Mode 4, the On Mode, is used during the positive current slope of the pull-in and the hold phase. Both high side driver 602 and low side driver 610 are ON. Current 202 flows from power source 606 through solenoid 112 and low side driver 610 to ground 624. Current 202 increases rapidly during this mode.

Referring now to Fig. 7 is another circuit schematic for a capacity charged circuit powering a solenoid according to one embodiment of the invention. In this embodiment, solenoid 112 is connected to capacitor 702, which is connected to ground 624. Solenoid 112 is also connected to a transistor 704 and to diode 612.

Diode 612 is also connected to power supply 606. Linear voltage 118 is connected to resistor 706, which is connected to capacitor 708. Capacitor 708 is connected to resistor 710, which is also connected to transistor 704.

Referring to Fig. 8, an illustration of a closed loop determination process as provided by the computer-executable instructions 130 of processor 102. As discussed above, processor 102 executes computer instructions 130 to determine the capacitive charge value 120 for the capacitive charge circuit. In order to accomplish this, in one embodiment as illustrated in Fig. 8 and the logic illustrated at 800, processor includes a reference slope 802 which may be stored in memory. The reference slop 802 is compared at block 804 to a previously determined current slope.

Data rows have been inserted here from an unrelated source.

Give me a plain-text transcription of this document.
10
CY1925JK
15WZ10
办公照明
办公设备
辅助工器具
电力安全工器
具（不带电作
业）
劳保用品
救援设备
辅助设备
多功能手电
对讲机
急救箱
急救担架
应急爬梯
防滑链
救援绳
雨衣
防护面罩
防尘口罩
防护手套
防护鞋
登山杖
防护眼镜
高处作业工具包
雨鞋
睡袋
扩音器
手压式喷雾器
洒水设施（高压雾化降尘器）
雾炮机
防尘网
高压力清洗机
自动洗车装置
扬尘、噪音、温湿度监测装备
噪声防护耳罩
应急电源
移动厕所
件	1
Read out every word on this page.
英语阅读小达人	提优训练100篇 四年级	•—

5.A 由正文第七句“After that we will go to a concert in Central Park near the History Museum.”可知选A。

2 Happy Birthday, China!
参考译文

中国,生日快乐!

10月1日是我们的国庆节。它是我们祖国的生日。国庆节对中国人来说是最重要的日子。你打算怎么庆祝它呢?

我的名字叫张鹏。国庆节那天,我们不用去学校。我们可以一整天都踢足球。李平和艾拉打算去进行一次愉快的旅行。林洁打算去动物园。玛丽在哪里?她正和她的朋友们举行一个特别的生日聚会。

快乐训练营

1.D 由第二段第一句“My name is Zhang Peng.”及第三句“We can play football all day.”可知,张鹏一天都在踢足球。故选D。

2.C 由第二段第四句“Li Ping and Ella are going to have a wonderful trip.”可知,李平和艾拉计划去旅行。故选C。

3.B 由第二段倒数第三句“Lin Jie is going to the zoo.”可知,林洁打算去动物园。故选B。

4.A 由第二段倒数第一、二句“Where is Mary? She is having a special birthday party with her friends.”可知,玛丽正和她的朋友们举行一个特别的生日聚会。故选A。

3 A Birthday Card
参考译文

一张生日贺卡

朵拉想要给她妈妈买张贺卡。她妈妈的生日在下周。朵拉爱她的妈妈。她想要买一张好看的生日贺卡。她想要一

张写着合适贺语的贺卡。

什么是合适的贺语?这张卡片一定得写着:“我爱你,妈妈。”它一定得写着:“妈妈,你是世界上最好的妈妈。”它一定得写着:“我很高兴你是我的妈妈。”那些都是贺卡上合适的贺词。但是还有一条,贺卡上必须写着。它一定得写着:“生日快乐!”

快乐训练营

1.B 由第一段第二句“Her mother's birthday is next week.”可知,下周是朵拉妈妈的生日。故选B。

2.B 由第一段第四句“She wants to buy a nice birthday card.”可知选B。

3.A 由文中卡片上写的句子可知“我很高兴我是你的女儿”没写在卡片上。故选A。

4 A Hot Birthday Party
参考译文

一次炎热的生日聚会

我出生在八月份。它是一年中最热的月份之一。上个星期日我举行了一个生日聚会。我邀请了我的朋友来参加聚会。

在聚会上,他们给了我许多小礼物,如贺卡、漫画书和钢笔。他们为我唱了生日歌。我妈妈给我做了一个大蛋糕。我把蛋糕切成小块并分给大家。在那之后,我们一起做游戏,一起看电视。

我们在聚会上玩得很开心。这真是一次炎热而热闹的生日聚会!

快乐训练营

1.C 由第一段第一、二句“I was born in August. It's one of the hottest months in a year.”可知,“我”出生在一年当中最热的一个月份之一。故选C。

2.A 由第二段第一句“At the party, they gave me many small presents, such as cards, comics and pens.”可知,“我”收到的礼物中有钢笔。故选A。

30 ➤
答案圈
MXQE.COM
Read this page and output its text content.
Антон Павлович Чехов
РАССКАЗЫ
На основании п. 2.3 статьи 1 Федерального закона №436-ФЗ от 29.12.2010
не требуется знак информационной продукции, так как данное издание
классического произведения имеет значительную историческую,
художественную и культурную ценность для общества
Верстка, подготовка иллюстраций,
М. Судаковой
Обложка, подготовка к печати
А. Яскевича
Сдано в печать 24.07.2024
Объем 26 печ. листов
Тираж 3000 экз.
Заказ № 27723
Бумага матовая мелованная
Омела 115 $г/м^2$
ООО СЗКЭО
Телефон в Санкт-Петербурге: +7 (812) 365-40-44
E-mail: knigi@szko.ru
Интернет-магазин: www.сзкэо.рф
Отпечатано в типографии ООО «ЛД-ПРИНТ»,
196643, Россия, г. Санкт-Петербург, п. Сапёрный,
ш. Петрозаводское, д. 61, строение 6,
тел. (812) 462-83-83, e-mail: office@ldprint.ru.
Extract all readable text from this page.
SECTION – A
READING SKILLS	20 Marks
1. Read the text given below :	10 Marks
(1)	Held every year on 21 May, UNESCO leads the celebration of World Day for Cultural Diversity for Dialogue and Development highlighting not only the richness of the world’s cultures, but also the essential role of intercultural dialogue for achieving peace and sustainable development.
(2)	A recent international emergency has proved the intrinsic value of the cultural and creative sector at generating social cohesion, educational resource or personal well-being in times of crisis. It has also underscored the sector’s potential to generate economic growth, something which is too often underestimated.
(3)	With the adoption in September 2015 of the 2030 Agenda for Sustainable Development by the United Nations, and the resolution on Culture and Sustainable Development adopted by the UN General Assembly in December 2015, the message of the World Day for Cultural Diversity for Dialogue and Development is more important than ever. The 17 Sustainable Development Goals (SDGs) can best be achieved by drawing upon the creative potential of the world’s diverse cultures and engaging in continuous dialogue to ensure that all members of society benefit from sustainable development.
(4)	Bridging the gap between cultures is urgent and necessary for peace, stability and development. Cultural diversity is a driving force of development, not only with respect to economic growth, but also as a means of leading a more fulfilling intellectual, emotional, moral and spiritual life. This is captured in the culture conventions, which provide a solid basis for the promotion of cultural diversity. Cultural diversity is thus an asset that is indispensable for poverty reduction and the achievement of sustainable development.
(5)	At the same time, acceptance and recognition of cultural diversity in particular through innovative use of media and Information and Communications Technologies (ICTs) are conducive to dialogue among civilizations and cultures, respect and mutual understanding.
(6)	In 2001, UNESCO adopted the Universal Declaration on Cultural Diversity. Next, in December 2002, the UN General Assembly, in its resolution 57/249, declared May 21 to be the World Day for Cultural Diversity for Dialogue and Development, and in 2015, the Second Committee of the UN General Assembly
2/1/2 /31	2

The current slope is compared to a dead zone in block 806, which determines a predetermined range of deviation for the current decay or slope. In block 810, the slope error is determined and the analog charge value is determined or specified as a function of the determined slope error. In block 812 a saturation is determined and the saturation is provided to the charge and driver circuits in block 814, which results in a particular solenoid current 202. The solenoid current is measured and the solenoid current slope is estimated and provided back for the next comparison to the reference slope. Such a process provides for a continuous and real-time comparison of the slope of current 202 and the determination of the capacitive charge value based on the reference and most recent determined current slope.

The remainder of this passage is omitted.